İlham Perileri Enkaz Altında
Bugün bu ülkede bir AVM, bir rezidans, bir millet bahçesi aylar içinde inşa edilebiliyor. Ama bir müzenin yeniden yapılması on yıllara yayılıyor. Bu rastlantı değil, tercihtir. Bu tercihin adı da şudur: "Unutmak, hatırlamaktan daha ucuzdur."

“Müzeler, ilham perilerinin yaşadığı evlerdir.” – Sunay Akın
Peki ya o evler yıkılırsa?
Isparta’da tam 11 yıldır bir müze yok. Önce “depreme dayanıksız” denildi, kapatıldı. Ardından "restorasyon" bahanesiyle yıllarca çürümeye terk edildi. Tadilat sırasında hasar gördü, sonra tamamen yıkıldı. Yerine yenisi yapılmadı.
Bugün ne bir açılış tarihi var, ne bir inşaat, ne de bir açıklama. Isparta halkının geçmişi, bir inşaat tabelası bile olmadan sessizce yok sayıldı.
Bugün bir başka acı haber daha geldi: Antalya Arkeoloji Müzesi de kapatıldı. Aynı gerekçeyle—depreme dayanıksız. Türkiye’nin en önemli arkeolojik koleksiyonlarından birine ev sahipliği yapan bu müze yıkılacak. Ne zaman yeniden yapılır? Belirsiz. Ne kadar sürecek? Bilinmiyor. Tıpkı Isparta gibi.
Türkiye genelinde, depreme dayanıksız olduğu gerekçesiyle kapatılan yüzlerce belki binlerce kamu binası var. Bunların büyük bölümü okul, kütüphane, kültür merkezi ve müzeler. Beton yorgun, ama asıl yorgun olan şey devletin kültüre ve eğitime bakışı.
Isparta’da deprem güçlendirmesi yapılan okulların, yeniden depreme dayanıksız olduğu da ayrı bir trajedi.
Bugün bu ülkede bir AVM, bir rezidans, bir millet bahçesi aylar içinde inşa edilebiliyor. Ama bir müzenin yeniden yapılması on yıllara yayılıyor. Bu rastlantı değil, tercihtir.
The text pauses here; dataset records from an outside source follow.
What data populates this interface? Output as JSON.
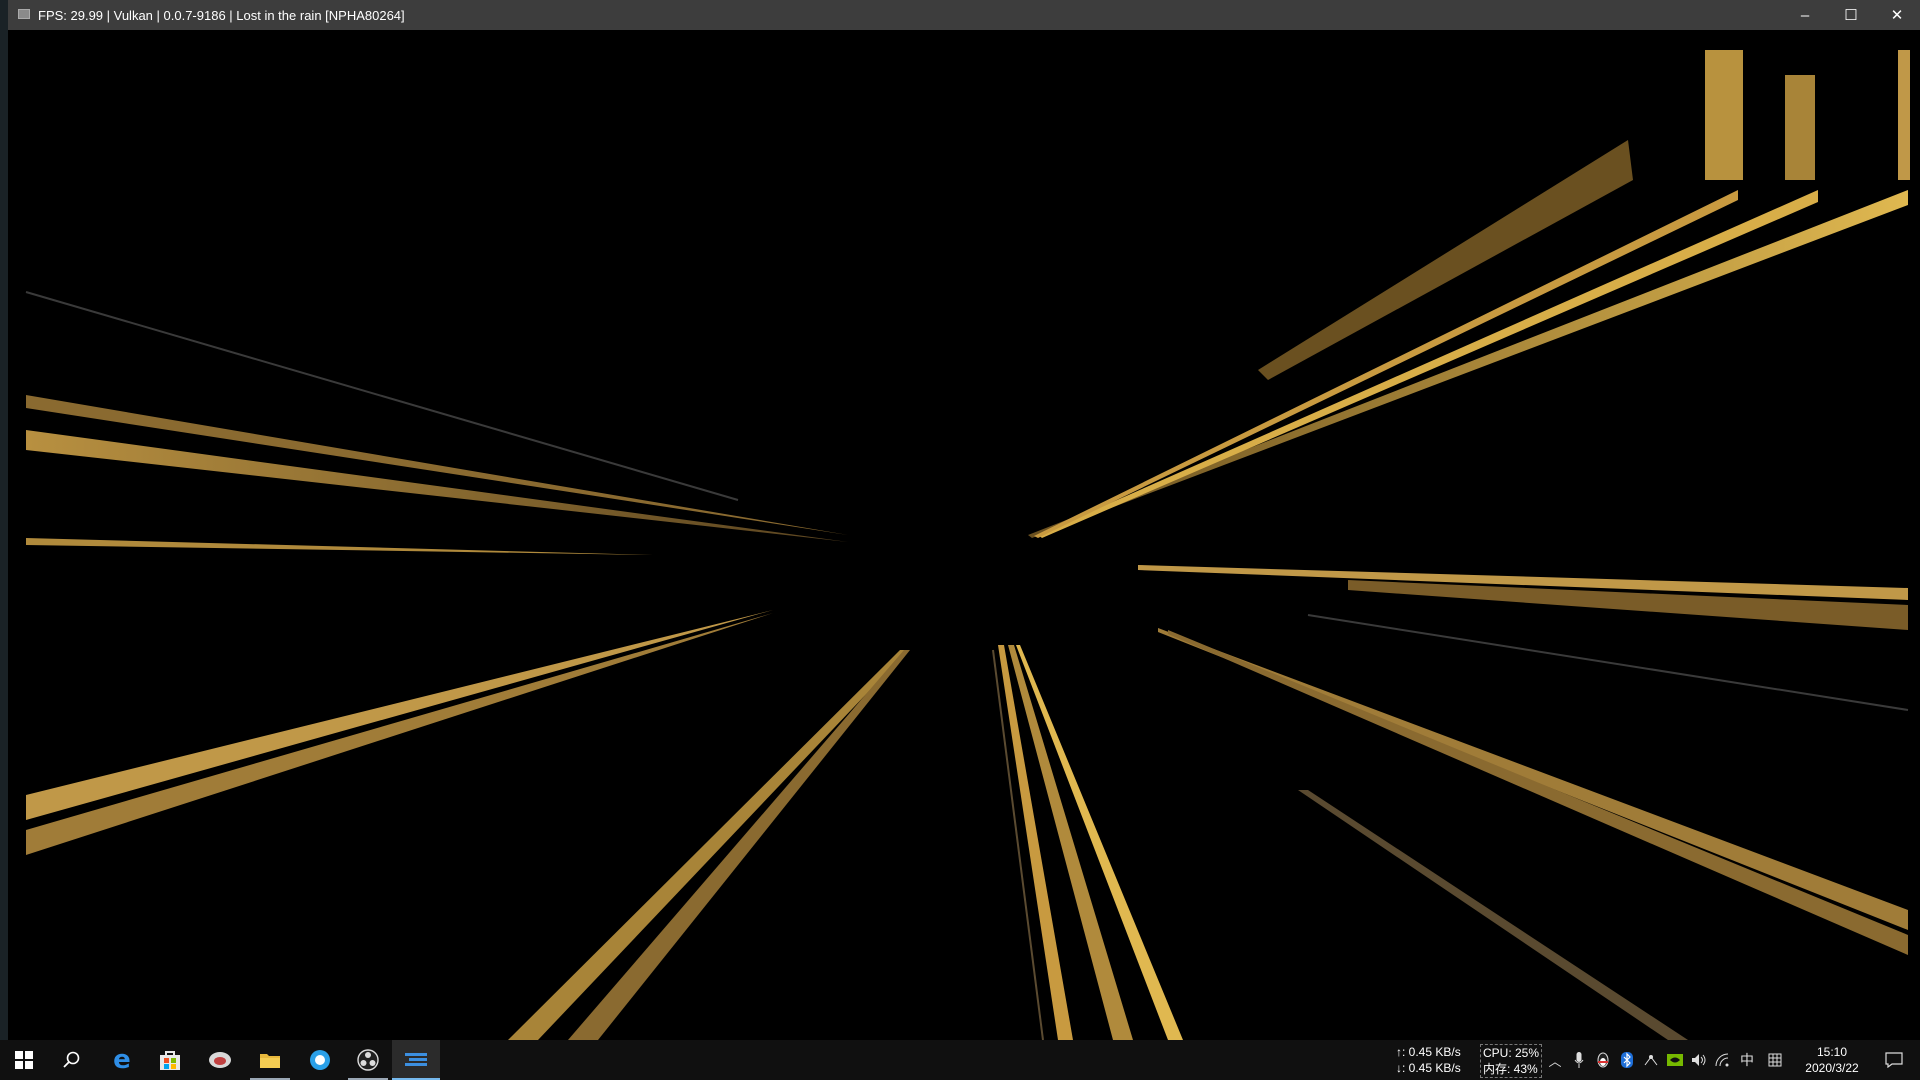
{
  "window": {
    "title": "FPS: 29.99 | Vulkan | 0.0.7-9186 | Lost in the rain [NPHA80264]",
    "minimize_glyph": "–",
    "maximize_glyph": "☐",
    "close_glyph": "✕"
  },
  "game": {
    "background": "#000000",
    "accent": "#c8a040"
  },
  "taskbar": {
    "apps": [
      {
        "name": "start-button",
        "icon": "windows-logo-icon"
      },
      {
        "name": "search-button",
        "icon": "search-icon"
      },
      {
        "name": "taskbar-edge",
        "icon": "edge-icon"
      },
      {
        "name": "taskbar-store",
        "icon": "store-icon"
      },
      {
        "name": "taskbar-app-4",
        "icon": "app-icon"
      },
      {
        "name": "taskbar-file-explorer",
        "icon": "folder-icon"
      },
      {
        "name": "taskbar-app-6",
        "icon": "browser-icon"
      },
      {
        "name": "taskbar-obs",
        "icon": "obs-icon"
      },
      {
        "name": "taskbar-emulator",
        "icon": "emulator-icon"
      }
    ],
    "net_up": "↑: 0.45 KB/s",
    "net_down": "↓: 0.45 KB/s",
    "cpu": "CPU: 25%",
    "mem": "内存: 43%",
    "ime": "中",
    "time": "15:10",
    "date": "2020/3/22"
  }
}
Bu tercihin adı da şudur: "Unutmak, hatırlamaktan daha ucuzdur."
Müze yapamayan bir devlet, geçmişiyle yüzleşmek istemeyen bir devlettir. Çünkü müzeler yalnızca tarihi anlatmaz, aynı zamanda hataları da gösterir.
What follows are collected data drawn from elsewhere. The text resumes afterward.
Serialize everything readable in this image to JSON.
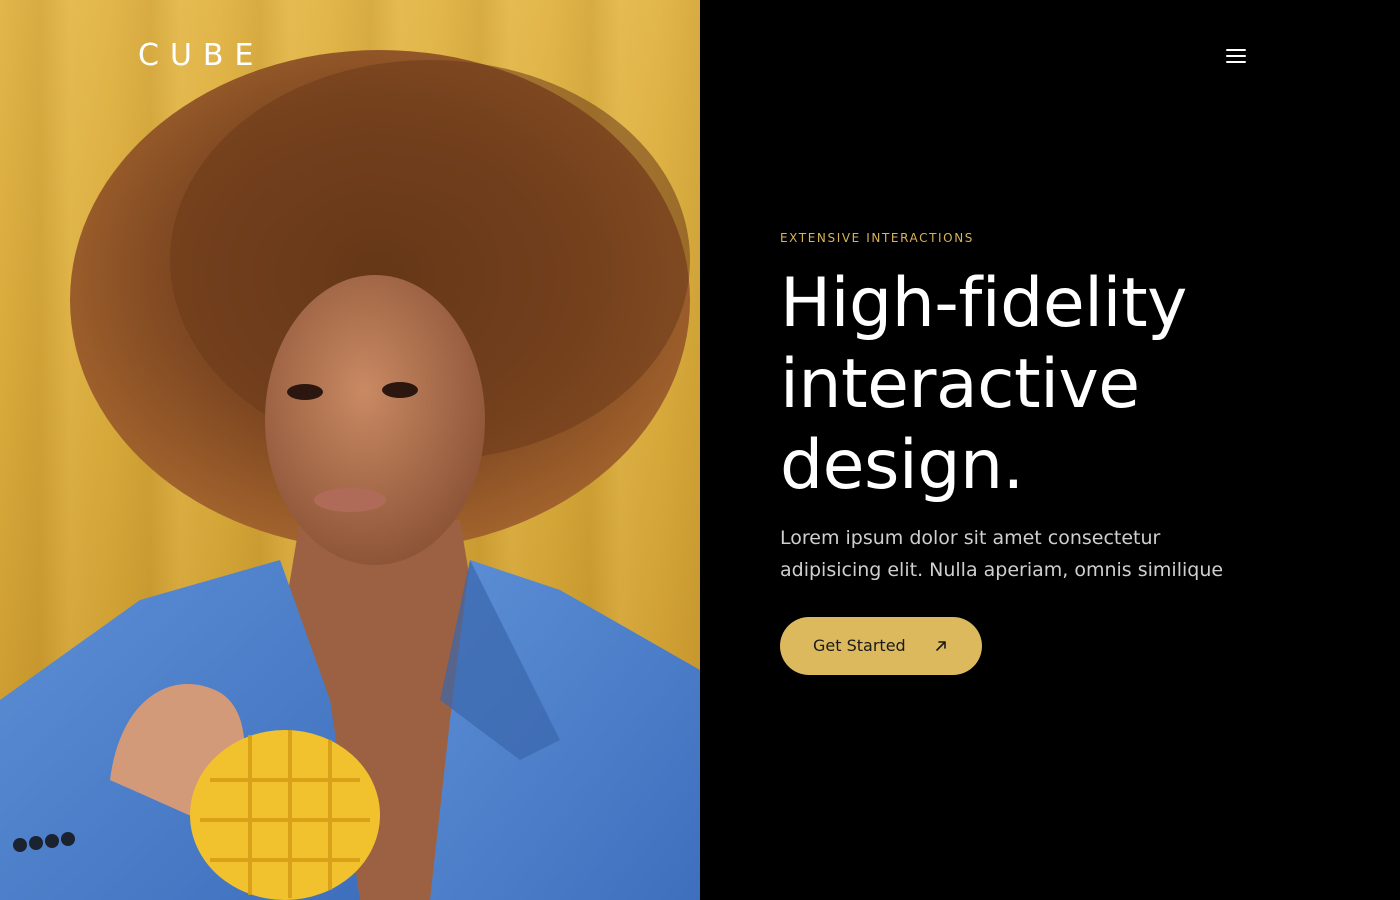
{
  "brand": {
    "logo_text": "CUBE"
  },
  "header": {
    "menu_icon": "hamburger-menu-icon"
  },
  "hero": {
    "eyebrow": "EXTENSIVE INTERACTIONS",
    "headline_lines": [
      "High-fidelity",
      "interactive",
      "design."
    ],
    "subtext_lines": [
      "Lorem ipsum dolor sit amet consectetur",
      "adipisicing elit. Nulla aperiam, omnis similique"
    ],
    "cta_label": "Get Started",
    "cta_icon": "arrow-up-right-icon"
  },
  "colors": {
    "accent": "#dcb95c",
    "background": "#000000",
    "text_primary": "#ffffff",
    "text_secondary": "#cfcfcf"
  }
}
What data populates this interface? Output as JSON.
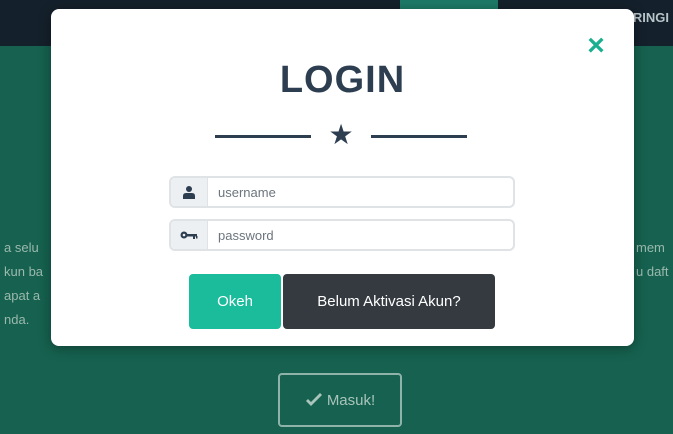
{
  "background": {
    "topbar_text": "RINGI",
    "left_text_lines": [
      "a selu",
      "kun ba",
      "apat a",
      "nda."
    ],
    "right_text_lines": [
      "mem",
      "u daft"
    ],
    "masuk_button": {
      "label": "Masuk!",
      "icon": "hand-icon"
    }
  },
  "modal": {
    "close_icon": "×",
    "title": "LOGIN",
    "divider_star": "★",
    "username": {
      "placeholder": "username",
      "value": "",
      "icon": "user-icon"
    },
    "password": {
      "placeholder": "password",
      "value": "",
      "icon": "key-icon"
    },
    "buttons": {
      "submit_label": "Okeh",
      "activation_label": "Belum Aktivasi Akun?"
    }
  },
  "colors": {
    "accent": "#1abc9c",
    "dark": "#343a40",
    "title": "#2c3e50",
    "background": "#16614f"
  }
}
Bu yüzden yıkılan her müze sadece taş değil, bir toplumun kendine ait hikâyesidir. Yok edilen hafızadır.
Bugün Isparta’da müze yok.
Yarın Antalya’da da olmayacak.
Sonra nerede olmayacak?
Belki sizin şehrinizde, belki sizin çocukluğunuzda.
Ve o gün geldiğinde, belki bir lahit şöyle fısıldayacak:
“Ben bir taş parçası değilim. Ben sizin hikâyenizim. Ve siz, kendi hikâyenizi yıkıyorsunuz.”